I shared with the group that later in life I sat next to the owner of the mill as circumstances put us together. My classmates leaned forward and asked, “What did you say to him?” I told them that I shared that “the conditions of his mill were right out of the turn of the century. It was brutal.” They were eager to hear what he said to me. His response was, “Let me tell you about the unions.” Everyone including college students during the summer had to join the union. They were needed in the beginning because of the abuse of management, but then they got out of control. I am convinced there wasn’t a higher paying job for people such as myself or my classmate than what we did in that mill. In working class America, you have money on your mind, and like the thoughts of those of the depression era, it never leaves the older you get. As it turned out, the person sitting next to me at dinner on my left was the owner’s secretary and told others of the many times the workers were warned about their outrageous demands. When the mill closed, the workers came to the locked gates in disbelief. They thought the management was lying to them.


What followed in the community were take overs of the various other industries by people who came in to save them who were really pirates seeking to close the mills and make a great profit. They were raiders! The person to my right had worked in one mill for 35 years. The mill was sold off. His pension was wiped out. He never received a cent. This caused the community to rapidly go downhill. However, today it is a place for the new professional class. How ironic!

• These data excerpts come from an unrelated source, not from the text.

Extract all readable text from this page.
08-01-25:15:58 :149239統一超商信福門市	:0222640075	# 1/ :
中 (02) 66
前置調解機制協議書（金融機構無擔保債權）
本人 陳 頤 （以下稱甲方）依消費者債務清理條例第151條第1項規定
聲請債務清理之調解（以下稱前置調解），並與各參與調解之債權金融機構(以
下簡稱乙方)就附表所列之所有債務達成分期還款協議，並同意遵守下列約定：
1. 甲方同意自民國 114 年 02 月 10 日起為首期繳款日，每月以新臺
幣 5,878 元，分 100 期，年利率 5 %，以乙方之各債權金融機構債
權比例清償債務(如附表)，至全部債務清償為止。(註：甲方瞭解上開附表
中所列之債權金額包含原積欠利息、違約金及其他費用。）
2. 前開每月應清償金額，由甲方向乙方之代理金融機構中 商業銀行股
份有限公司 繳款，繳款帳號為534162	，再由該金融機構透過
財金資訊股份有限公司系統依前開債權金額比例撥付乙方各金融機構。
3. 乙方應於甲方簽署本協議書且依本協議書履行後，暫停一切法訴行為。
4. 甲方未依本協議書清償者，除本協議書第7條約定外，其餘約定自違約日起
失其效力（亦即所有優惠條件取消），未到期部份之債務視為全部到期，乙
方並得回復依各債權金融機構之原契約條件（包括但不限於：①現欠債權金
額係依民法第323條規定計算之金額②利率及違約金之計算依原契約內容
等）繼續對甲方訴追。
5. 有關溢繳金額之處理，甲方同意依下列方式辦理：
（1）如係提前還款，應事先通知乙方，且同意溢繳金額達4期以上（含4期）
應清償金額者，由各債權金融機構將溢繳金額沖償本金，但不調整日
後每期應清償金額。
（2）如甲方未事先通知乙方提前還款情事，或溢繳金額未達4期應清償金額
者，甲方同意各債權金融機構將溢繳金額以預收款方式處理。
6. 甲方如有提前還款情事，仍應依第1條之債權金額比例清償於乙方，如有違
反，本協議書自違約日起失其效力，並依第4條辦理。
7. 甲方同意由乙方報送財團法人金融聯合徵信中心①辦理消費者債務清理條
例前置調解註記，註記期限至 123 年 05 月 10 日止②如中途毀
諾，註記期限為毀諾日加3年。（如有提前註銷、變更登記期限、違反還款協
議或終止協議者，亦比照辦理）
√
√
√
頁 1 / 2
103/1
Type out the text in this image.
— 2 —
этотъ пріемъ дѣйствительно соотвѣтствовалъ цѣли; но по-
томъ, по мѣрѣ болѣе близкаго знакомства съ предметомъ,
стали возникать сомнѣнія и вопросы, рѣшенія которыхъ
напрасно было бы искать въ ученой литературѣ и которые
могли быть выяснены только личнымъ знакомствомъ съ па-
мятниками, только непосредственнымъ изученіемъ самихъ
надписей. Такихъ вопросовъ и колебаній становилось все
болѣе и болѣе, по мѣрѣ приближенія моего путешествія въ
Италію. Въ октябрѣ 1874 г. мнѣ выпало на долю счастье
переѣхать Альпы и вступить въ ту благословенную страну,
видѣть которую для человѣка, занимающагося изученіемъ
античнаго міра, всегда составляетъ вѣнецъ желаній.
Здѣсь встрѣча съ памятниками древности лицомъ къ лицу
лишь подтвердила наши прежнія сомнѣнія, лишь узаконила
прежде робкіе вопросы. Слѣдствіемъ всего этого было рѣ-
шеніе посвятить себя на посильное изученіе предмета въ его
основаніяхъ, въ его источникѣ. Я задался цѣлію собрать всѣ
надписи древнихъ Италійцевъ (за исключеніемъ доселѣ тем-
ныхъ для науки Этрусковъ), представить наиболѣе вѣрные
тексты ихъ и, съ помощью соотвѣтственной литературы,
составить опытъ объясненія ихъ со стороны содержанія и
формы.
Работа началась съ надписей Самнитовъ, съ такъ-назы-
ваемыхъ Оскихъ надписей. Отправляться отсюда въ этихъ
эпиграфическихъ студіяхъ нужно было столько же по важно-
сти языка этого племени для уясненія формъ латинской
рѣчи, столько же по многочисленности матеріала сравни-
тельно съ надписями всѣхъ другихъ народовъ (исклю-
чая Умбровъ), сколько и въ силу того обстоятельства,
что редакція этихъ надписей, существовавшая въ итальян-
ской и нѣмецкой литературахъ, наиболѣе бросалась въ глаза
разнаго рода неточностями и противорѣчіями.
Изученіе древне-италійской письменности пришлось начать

I write all of this because this is a microcosm of what is happening in America today. It helps us all to understand the anger of why people would vote for Donald Trump. To use Trump’s own words to the Democrats, “You people put me here. You are why I got elected.” Think about his base. Classism needs to be regarded with the same seriousness as the other “isms.” Think about the person to my right at the class gathering at my home. He lost everything because of the greed of another who never looked back with a ting of regret! America, wake up and smell the coffee!!!